Service is bad, but the skies are safe
Published: May 31, 2007
Across the board, airline performance declined in 2006, but it also was the safest year in the skies on record.
According to the International Air Transport Association’s (IATA) annual safety report, air transportation is the safest form of travel, with one accident per every 1.5 million flights, a 14 percent improvement on 2005 numbers.
“We must do even better,” says Giovanni Bisignani, IATA’s director general and CEO. “With demand for air travel increasing at 5 to 6 percent per year, the accident rate must decrease just to keep the actual number of accidents in check. The goal will always be zero accidents.”
Increased air travel demand is to blame for an overall decline in industry performance, according to the 17th annual national Airline Quality Ratings (AQR) study. Co-researchers Brent Bowen, director and professor of the University of Nebraska at Omaha Aviation Institute/School of Public Administration, and Dean Headley, associate professor of marketing at Wichita State University, tracked month-by-month quality ratings for the largest domestic U.S. airlines operating during 2006 and ranked airlines according to performance in four criteria: on-time arrivals, baggage handling, customer complaints and denied boardings. The findings showed a marked decline in industry performance in three of the four criteria.

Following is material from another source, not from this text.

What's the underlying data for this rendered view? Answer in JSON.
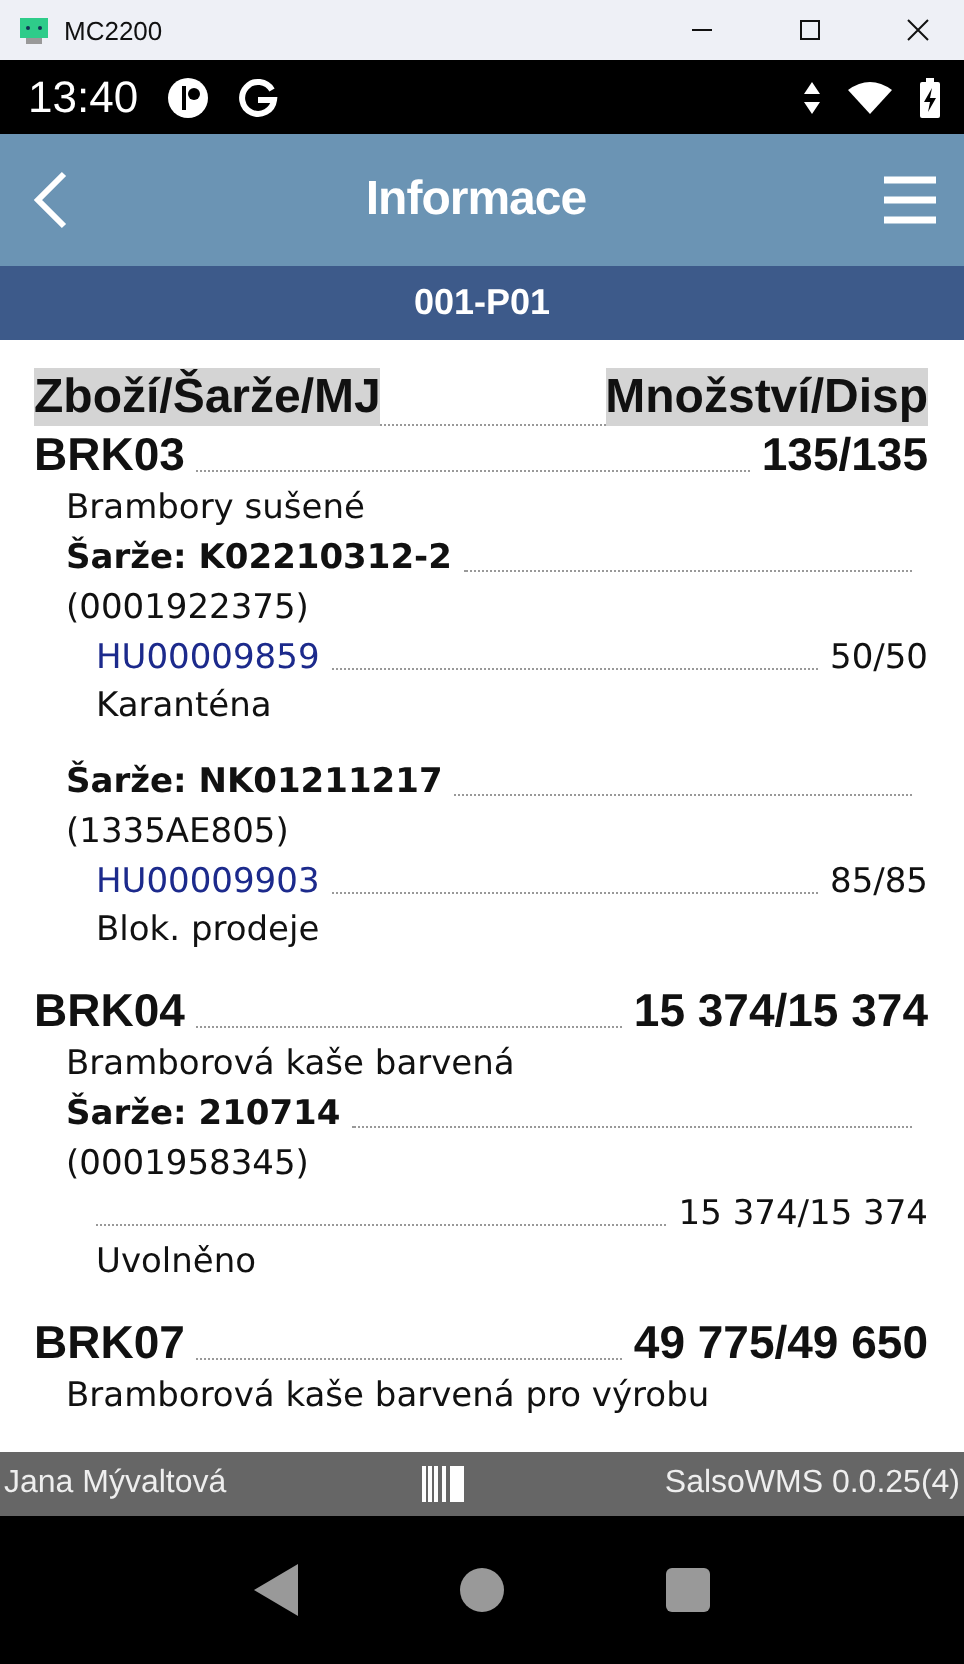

“We’re back to full passenger volume similar [to where] we were before 9/11,” explains Headley. “We also have about 18 to 20 percent less seat capacity in the system now. It’s a very complex system with high volume, and it just doesn’t hold up well under the pressure.”
Forty-nine percent of all complaints to the Department of Transportation were for flight problems or baggage complaints. Only three of the 18 rated airlines had an on-time arrival rate of more than 80 percent; the industry average was 75.5 percent, down from 77.3 percent in 2005. Denied boarding incidents increased to 1.01 per 10,000 passengers in 2006. The mishandled baggage rate for the industry increased to 6.5 mishandled bags per 1,000 passengers in 2006. Customer complaints for nearly half the airlines in the study increased; seven saw less complaints; and Southwest Airlines maintained the lowest complaint rate in the industry.
Bowen says industry performance will be difficult to improve if current trends continue. “The stress in the airline system is across the board. Passengers, airline staff, airline corporations are as stretched as we have ever seen them. Seeing declines in industry performance isn’t surprising in this environment, and it will be difficult to change the trends we have seen.”
Hawaiian Airlines topped the AQR rankings with an on-time average of 93.8 percent and the best baggage handling rates in the industry (3.14 mishandled bags per 1,000 passengers). Other airlines in the AQR Top-5 include Jet Blue, Air Tran, Frontier and Northwest.